The nature of true love

On a Monday night a few days before Valentine’s Day the English club met as usual. I sat at a table with several students from East Asia trying to make sense of the Valentine’s quiz.  Can you match these well known couples? Posh & Becks were reasonably easy, as were Beyoncé & JayZ but Tim Burton & Helena Bonham Carter proved to be less well known.  When I explained that Helena BC played Bellatrix in the Harry Potter movies the Japanese girl’s eyes lit in recognition. Then there was a fill in the blanks exercise: All you need is [______] (Beatles) or My love is like a red, red [______] (Robert Burns) to name two of the easy ones, but a couple of Biblical quotations around the theme of God’s love were slipped in too.  Even the British hosts found some of the questions challenging – did you know that a love apple is actually an alternative name for a tomato? No I didn’t either.

The quiz was just the warm up act, however. Interviews with a newly married couple and an ‘experienced’ married couple (me and him in other words) were to follow.  We asked them four questions: How did you meet? What attracted you to each other? How did you decide you were right for each other?  Why marriage, when so many don’t bother? They asked us just two: You’ve been married 30 years, what were the early challenges? What has kept you going?


Our audience was about 20 international students from almost as many nations. They were mostly in their early 20s and single.
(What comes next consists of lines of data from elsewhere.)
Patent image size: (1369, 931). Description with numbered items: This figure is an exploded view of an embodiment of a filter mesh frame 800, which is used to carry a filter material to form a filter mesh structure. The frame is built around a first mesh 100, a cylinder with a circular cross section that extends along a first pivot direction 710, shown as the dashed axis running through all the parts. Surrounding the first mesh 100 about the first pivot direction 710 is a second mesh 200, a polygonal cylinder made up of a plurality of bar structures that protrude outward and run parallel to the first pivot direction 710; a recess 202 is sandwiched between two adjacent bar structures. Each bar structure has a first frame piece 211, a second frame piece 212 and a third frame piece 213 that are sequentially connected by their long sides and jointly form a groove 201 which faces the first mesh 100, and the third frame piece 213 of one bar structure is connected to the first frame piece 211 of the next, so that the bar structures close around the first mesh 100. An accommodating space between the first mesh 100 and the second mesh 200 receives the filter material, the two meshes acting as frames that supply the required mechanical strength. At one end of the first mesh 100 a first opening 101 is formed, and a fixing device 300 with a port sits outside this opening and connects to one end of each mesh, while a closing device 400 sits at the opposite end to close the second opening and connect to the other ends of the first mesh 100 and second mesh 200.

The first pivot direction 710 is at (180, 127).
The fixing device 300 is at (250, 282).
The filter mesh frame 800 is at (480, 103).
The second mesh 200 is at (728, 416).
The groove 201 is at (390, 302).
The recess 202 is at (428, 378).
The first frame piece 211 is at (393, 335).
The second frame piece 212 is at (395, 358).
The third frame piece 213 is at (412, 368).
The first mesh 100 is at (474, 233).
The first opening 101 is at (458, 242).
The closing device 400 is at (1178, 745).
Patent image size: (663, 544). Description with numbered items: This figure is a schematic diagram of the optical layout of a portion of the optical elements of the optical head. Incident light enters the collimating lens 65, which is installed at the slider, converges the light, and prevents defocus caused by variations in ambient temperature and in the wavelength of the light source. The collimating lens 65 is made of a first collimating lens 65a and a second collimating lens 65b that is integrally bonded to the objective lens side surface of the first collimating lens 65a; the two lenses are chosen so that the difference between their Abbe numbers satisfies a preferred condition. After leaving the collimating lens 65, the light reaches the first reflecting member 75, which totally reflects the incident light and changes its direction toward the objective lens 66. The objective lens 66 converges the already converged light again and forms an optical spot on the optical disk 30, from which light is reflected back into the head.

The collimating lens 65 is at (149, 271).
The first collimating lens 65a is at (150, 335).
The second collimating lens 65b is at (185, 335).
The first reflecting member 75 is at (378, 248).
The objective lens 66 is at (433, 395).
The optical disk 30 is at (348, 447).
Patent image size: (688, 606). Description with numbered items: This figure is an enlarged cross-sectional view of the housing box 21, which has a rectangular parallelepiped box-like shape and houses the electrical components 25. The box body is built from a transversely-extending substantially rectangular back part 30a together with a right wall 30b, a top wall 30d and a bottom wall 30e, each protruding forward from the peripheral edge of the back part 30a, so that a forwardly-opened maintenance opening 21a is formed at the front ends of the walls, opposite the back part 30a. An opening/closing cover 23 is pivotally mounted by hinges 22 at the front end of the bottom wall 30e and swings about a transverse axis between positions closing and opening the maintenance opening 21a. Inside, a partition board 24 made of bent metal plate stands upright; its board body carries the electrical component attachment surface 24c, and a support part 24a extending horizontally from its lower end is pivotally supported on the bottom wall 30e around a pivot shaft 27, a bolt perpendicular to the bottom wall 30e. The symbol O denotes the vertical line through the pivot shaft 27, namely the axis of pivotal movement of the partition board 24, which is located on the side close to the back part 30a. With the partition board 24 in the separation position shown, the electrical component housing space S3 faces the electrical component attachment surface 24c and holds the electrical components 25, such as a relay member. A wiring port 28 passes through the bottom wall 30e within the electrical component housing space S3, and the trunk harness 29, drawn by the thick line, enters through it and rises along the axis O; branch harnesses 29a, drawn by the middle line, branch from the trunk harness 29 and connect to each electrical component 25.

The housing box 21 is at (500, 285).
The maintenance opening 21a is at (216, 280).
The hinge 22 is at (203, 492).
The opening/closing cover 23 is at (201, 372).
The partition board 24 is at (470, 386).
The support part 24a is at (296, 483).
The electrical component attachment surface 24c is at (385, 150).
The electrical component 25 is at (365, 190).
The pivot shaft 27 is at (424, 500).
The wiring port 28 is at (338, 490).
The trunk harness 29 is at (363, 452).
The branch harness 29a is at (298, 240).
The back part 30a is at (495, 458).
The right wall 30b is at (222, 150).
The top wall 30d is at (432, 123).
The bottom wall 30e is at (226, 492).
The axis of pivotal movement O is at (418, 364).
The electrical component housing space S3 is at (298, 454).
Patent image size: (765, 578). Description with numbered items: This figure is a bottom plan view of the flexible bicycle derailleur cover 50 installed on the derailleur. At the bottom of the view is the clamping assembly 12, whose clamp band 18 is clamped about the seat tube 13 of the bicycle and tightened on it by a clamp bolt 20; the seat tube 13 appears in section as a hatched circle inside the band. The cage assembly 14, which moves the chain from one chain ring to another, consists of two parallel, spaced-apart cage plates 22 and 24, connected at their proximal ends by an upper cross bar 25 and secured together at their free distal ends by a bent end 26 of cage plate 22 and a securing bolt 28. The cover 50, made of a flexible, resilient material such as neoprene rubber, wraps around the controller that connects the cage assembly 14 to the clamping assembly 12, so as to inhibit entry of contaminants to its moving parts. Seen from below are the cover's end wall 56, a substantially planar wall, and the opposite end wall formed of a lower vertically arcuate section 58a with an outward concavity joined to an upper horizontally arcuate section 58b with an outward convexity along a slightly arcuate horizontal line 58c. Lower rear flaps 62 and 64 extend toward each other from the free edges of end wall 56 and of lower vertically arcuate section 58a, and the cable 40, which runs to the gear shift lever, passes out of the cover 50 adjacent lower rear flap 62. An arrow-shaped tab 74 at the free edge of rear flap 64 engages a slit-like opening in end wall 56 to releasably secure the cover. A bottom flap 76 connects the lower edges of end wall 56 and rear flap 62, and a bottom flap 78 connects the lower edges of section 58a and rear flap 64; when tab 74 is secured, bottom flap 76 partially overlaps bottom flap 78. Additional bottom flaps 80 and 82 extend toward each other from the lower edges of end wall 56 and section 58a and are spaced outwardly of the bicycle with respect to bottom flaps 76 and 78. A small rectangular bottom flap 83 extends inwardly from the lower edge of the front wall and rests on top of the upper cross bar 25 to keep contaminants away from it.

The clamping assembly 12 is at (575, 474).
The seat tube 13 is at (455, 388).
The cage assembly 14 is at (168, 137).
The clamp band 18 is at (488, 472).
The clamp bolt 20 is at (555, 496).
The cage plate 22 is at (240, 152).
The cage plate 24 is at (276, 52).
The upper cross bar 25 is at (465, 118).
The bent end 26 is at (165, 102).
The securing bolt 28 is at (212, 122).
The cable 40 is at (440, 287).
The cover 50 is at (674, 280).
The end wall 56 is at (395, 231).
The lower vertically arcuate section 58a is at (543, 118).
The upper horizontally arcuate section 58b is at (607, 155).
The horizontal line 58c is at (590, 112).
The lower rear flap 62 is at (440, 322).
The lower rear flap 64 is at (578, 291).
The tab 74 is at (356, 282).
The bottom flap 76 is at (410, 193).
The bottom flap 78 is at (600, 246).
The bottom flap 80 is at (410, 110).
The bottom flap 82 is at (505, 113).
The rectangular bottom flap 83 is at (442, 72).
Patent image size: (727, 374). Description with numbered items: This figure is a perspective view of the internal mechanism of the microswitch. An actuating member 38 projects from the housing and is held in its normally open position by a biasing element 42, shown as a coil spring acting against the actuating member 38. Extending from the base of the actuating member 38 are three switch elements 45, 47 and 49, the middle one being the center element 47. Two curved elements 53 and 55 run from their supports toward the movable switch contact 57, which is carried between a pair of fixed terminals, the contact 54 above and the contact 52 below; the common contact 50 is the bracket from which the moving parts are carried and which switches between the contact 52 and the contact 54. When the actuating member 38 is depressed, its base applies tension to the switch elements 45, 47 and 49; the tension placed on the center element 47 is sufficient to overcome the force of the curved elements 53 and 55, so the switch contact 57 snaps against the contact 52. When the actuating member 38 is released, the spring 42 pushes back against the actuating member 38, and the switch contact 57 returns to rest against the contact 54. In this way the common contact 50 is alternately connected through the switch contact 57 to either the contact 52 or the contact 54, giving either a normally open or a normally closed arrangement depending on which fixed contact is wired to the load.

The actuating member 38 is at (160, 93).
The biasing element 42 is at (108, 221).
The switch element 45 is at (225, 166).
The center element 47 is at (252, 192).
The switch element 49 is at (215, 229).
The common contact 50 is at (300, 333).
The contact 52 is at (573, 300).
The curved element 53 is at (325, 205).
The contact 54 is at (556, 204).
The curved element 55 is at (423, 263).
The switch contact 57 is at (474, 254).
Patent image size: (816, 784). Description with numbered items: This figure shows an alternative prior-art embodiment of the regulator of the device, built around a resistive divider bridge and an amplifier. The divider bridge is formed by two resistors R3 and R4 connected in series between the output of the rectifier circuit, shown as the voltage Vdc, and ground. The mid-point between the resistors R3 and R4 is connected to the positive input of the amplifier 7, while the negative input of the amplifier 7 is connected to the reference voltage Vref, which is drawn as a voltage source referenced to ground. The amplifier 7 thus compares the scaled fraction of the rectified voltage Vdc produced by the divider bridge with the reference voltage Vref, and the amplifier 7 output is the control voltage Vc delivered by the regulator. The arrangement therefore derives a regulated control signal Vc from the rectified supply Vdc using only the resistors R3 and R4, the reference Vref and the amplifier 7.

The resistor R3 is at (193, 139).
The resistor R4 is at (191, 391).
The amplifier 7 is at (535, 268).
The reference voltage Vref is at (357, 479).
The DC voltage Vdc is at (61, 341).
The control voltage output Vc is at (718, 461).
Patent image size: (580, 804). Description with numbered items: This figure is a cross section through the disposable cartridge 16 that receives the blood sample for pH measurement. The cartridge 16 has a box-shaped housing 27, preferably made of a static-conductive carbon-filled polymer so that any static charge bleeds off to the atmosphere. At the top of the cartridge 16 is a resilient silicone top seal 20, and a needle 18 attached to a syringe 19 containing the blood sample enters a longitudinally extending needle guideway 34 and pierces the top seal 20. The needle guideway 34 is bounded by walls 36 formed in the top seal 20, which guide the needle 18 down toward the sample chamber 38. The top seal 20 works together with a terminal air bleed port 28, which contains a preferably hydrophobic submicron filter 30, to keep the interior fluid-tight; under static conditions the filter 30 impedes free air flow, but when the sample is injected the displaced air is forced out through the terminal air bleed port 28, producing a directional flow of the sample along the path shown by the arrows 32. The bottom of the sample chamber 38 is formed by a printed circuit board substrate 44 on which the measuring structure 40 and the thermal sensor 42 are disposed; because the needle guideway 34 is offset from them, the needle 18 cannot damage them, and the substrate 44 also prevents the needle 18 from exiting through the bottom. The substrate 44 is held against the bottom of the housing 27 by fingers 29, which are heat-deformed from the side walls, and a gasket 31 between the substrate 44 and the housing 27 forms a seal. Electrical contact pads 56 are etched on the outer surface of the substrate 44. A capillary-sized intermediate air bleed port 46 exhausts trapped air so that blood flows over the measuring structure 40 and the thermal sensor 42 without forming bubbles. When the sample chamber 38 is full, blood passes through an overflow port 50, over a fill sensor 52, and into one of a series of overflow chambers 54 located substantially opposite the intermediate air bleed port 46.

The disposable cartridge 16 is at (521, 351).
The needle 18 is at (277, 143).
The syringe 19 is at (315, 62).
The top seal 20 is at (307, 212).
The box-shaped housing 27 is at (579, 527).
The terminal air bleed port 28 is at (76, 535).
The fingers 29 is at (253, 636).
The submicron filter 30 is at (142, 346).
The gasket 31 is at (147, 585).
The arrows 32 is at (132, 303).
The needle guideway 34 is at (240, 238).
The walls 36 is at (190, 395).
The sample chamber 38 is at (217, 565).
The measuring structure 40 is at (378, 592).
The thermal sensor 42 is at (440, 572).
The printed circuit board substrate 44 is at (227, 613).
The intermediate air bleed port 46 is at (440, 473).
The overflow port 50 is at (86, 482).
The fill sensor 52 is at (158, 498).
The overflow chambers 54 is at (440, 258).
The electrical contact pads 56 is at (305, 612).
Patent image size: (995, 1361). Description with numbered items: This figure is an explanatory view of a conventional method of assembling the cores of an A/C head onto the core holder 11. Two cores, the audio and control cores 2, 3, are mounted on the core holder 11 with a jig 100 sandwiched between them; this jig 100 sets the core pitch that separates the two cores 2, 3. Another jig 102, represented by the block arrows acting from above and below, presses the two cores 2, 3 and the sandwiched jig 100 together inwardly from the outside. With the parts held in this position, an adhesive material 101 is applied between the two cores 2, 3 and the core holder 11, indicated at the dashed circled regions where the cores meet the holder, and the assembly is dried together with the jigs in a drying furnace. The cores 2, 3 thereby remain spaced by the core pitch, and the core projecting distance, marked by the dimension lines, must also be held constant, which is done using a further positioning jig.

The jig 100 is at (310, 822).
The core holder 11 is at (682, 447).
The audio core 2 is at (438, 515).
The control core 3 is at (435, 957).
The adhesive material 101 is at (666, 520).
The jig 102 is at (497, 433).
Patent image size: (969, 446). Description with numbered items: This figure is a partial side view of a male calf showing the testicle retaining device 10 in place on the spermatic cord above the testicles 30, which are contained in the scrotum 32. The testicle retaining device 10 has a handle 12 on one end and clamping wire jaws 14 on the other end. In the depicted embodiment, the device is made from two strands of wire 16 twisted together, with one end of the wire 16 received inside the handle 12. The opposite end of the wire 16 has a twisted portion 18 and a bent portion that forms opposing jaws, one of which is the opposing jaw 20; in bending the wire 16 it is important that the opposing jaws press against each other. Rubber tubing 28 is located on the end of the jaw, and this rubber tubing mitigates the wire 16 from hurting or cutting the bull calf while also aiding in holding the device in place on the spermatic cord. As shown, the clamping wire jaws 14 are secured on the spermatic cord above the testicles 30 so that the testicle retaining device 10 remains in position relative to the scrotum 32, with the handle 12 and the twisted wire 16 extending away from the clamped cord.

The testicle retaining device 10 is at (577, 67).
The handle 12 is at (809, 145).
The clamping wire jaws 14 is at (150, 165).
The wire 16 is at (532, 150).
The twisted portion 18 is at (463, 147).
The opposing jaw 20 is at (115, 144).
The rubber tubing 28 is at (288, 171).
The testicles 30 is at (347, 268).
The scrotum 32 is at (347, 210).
You could have heard a pin drop as the four of us were able to talk matter-of-factly about the effect living for Jesus makes on the most intimate of relationships.  It’s not that we talked directly about Him very much, but some of the differences were noticeable.  In the open question time a French girl asked the newlyweds ‘Did you live together before you were married?’  The bride explained that, unlike her housemates, who all slept with their boyfriends, she had waited until the wedding.  In a very natural way she explained how she noticed that, judging by all girly talk in her household, she was the one who was most emotionally secure about her relationship with her fiancé. Being a Christian is good news for relationships.

If you work with international students, have you thought of doing something similar for Valentine’s Day?